Ni Thomas ni sa femme ne se sont encore exprimés sur ce fait. Le juge, âgé de 74 ans, se remet actuellement d'une maladie qui ne serait, toutefois, pas mortelle.
L'affaire de «Ginni Thomas» témoigne de la politisation de la plus haute cour des Etats-Unis. Si cette instance devrait travailler de manière strictement non partisane, ce n'est plus le cas aujourd'hui.

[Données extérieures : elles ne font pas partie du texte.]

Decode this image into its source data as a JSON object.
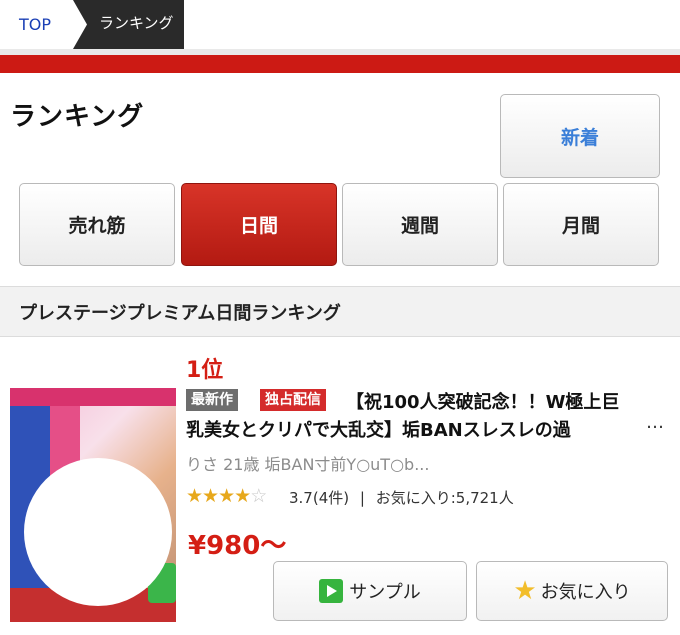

Une politisation qui a commencé avec Robert Borke. Ce juge extrêmement conservateur, nommé par le président de l'époque Ronald Reagan, s'est vu refuser en 1987 l'accès à la Cour suprême par une majorité de démocrates.
Il s'est vengé en devenant le père spirituel de la «federal society» un club de juristes conservateurs. Aujourd'hui, la «federal society» a une grande influence sur le choix des juges proposés par les républicains.
Mais c'est Mitch McConnell qui a déclenché la véritable bataille. En tant que chef de la majorité au Sénat, il a empêché la nomination de Merrick Garland, proposé par Barack Obama. Garland est, depuis, devenu ministre de la Justice.
Plus tard, dans les dernières semaines de l'ère Trump, McConnell a fait passer Amy Coney Barrett à la vitesse de l'éclair, aidant ainsi les républicains à obtenir une majorité de six contre trois.
L'appel de Ketanji Brown Jackson est actuellement en cours d'examen au Sénat. Bien que les compétences de cette juge noire soient au-dessus de tout soupçon, les républicains ont transformé la procédure d'audition en une comédie de pacotille et ont attribué à Jackson une prétendue clémence envers la pornographie enfantine.
Contrairement aux hommes politiques, les membres de la Cour suprême ont longtemps joui d'un grand respect au sein de la population américaine. La politisation croissante a presque entièrement détruit ce respect. La Cour suprême est devenue, comme presque tout aux Etats-Unis, le jouet des partis - et l'on se rend de plus en plus compte qu'une réforme fondamentale est devenue urgente.